Я не понимал, что с ним случилось.

«В журнале, может, не так про тебя написали?» – спросил я, не зная, что говорить.

«Да, журнал. Где он?!» – вдруг вскрикнул он, отчего я довольно сильно испугался: не помутнение ли рассудка?

Тут Иван заметил, – не знаю, как сказать: злополучный или благополучный, – журнал под своими ногами и смутился, увидев мой растерянный взгляд. Он поднял его с пола, открыл тыльную сторону задника обложки, – я не видел, что там было запечатлено, – и долго смотрел на эту страницу. Я даже подумал, что Иван хочет мне показать то, из-за чего он пришел в состояние, близкое к безумию, – но напрасно: он резко закрыл обложку, скрутил в трубку журнал и, резко вскочив, открыл дверцу топившегося котла и бросил его в огонь. Я не успел ничего ни сказать, ни сделать – все произошло так стремительно. Иван, после того, как бросил журнал в жерло печки, опять застыл и стал смотреть, как лист за листом страницы скручиваются и пожираются пламенем. Только тогда, когда от журнала ничего не осталось, Иван медленно закрыл дверцу и уселся на скамейку опять в том же положении, в каком я нашел его, зайдя в котельную. Я сел рядом с ним и стал ждать, что он скажет. Иван молчал, и лишь его прерывистое дыхание, которое появилось у него за неделю до его отъезда, да легкое потрескивание дров в горниле котла, нарушали мертвую тишину.

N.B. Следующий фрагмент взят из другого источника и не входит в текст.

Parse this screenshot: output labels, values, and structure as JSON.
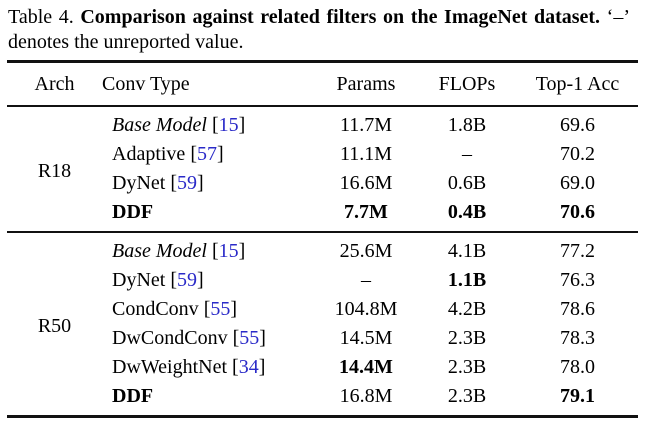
{
  "caption": {
    "prefix": "Table 4.",
    "bold": "Comparison against related filters on the ImageNet dataset.",
    "suffix": "‘–’ denotes the unreported value."
  },
  "colors": {
    "text": "#000000",
    "background": "#ffffff",
    "citation": "#2a2ac8",
    "rule": "#111111"
  },
  "table": {
    "columns": [
      "Arch",
      "Conv Type",
      "Params",
      "FLOPs",
      "Top-1 Acc"
    ],
    "groups": [
      {
        "arch": "R18",
        "rows": [
          {
            "conv": {
              "label": "Base Model",
              "cite": "15",
              "italic": true,
              "bold": false
            },
            "params": {
              "text": "11.7M",
              "bold": false
            },
            "flops": {
              "text": "1.8B",
              "bold": false
            },
            "acc": {
              "text": "69.6",
              "bold": false
            }
          },
          {
            "conv": {
              "label": "Adaptive",
              "cite": "57",
              "italic": false,
              "bold": false
            },
            "params": {
              "text": "11.1M",
              "bold": false
            },
            "flops": {
              "text": "–",
              "bold": false
            },
            "acc": {
              "text": "70.2",
              "bold": false
            }
          },
          {
            "conv": {
              "label": "DyNet",
              "cite": "59",
              "italic": false,
              "bold": false
            },
            "params": {
              "text": "16.6M",
              "bold": false
            },
            "flops": {
              "text": "0.6B",
              "bold": false
            },
            "acc": {
              "text": "69.0",
              "bold": false
            }
          },
          {
            "conv": {
              "label": "DDF",
              "cite": null,
              "italic": false,
              "bold": true
            },
            "params": {
              "text": "7.7M",
              "bold": true
            },
            "flops": {
              "text": "0.4B",
              "bold": true
            },
            "acc": {
              "text": "70.6",
              "bold": true
            }
          }
        ]
      },
      {
        "arch": "R50",
        "rows": [
          {
            "conv": {
              "label": "Base Model",
              "cite": "15",
              "italic": true,
              "bold": false
            },
            "params": {
              "text": "25.6M",
              "bold": false
            },
            "flops": {
              "text": "4.1B",
              "bold": false
            },
            "acc": {
              "text": "77.2",
              "bold": false
            }
          },
          {
            "conv": {
              "label": "DyNet",
              "cite": "59",
              "italic": false,
              "bold": false
            },
            "params": {
              "text": "–",
              "bold": false
            },
            "flops": {
              "text": "1.1B",
              "bold": true
            },
            "acc": {
              "text": "76.3",
              "bold": false
            }
          },
          {
            "conv": {
              "label": "CondConv",
              "cite": "55",
              "italic": false,
              "bold": false
            },
            "params": {
              "text": "104.8M",
              "bold": false
            },
            "flops": {
              "text": "4.2B",
              "bold": false
            },
            "acc": {
              "text": "78.6",
              "bold": false
            }
          },
          {
            "conv": {
              "label": "DwCondConv",
              "cite": "55",
              "italic": false,
              "bold": false
            },
            "params": {
              "text": "14.5M",
              "bold": false
            },
            "flops": {
              "text": "2.3B",
              "bold": false
            },
            "acc": {
              "text": "78.3",
              "bold": false
            }
          },
          {
            "conv": {
              "label": "DwWeightNet",
              "cite": "34",
              "italic": false,
              "bold": false
            },
            "params": {
              "text": "14.4M",
              "bold": true
            },
            "flops": {
              "text": "2.3B",
              "bold": false
            },
            "acc": {
              "text": "78.0",
              "bold": false
            }
          },
          {
            "conv": {
              "label": "DDF",
              "cite": null,
              "italic": false,
              "bold": true
            },
            "params": {
              "text": "16.8M",
              "bold": false
            },
            "flops": {
              "text": "2.3B",
              "bold": false
            },
            "acc": {
              "text": "79.1",
              "bold": true
            }
          }
        ]
      }
    ]
  }
}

– Отец Савва, – наконец заговорил Иван, – мне надо ехать в Москву. Ты только не спрашивай ничего, ладно? Я сам пока ничего не понимаю, но так надо. Покупатели на Верину квартиру есть. Меня и риелтор все торопил приехать – вот и поеду. Колокола закажу там же, в Москве. Я тебе говорил про мастерскую на Каширском шоссе – там все рядом. Да, знаю, дороже, но попробую договориться. В крайнем случае, какой-нибудь из колоколов из набора оставим на потом.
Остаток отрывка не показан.